Although there has been a drop in commodity prices globally, he noted that it might take a few more weeks for the transmission to reach the final consumer, reducing its effect on June numbers. He added that the depreciation of the rupee has partially negated the price reduction in terms of the dollar, which is another crucial factor.
Regarding industrial production, Nayar stated that given the significant year-over-year (YoY) growth shown by the majority of high-frequency indicators as well as the core sector in May 2022, we anticipate that the IIP growth will increase to 19% in that month, on the back of a declining base related to the second wave of Covid-19 in India in May 2021.
The eight-industry core sector’s output increased by a 13-month high of 18.1% in May, with a weight of just over 40% in IIP.
According to Bajoria, the Omicron-induced low base is largely to blame for the anticipated acceleration of industrial output growth to 20% YoY in May.
According to him, “the sequential recovery in the output of steel, fertilizer, and petroleum products remains robust, in line with the resiliency seen in other high-frequency growth indicators.”

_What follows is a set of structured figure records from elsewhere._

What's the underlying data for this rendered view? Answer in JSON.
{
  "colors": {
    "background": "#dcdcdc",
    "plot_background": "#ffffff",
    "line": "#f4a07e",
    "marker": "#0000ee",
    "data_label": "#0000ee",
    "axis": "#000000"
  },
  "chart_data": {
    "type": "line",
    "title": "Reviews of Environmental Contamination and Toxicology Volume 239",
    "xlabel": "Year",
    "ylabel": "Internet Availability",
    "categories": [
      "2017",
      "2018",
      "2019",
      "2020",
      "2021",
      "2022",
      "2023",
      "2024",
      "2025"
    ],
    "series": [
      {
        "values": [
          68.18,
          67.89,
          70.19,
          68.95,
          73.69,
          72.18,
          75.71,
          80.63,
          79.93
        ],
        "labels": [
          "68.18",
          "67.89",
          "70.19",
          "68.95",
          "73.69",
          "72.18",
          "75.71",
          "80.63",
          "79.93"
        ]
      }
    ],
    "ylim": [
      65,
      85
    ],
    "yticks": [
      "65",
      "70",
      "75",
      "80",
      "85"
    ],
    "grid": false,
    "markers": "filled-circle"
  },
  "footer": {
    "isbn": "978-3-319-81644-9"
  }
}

While the Russia-Ukraine conflict has caused a rise in global commodity prices (foreign oil prices have surged to a 14-year high), resulting in broader price pressure, there has been a noticeable improvement in capacity utilisation levels, according to Kanishk Maheshwari, co-founder, investment realisation division of Primus Partners.
The IIP’s Y-o-Y growth will only accelerate in the month of May, according to the data from the previous month, which showed successful growth for the mining, manufacturing, and electricity sectors.
Public capital spending will also be crucial in preserving the recovery by fostering long-term economic expansion, according to Maheshwari.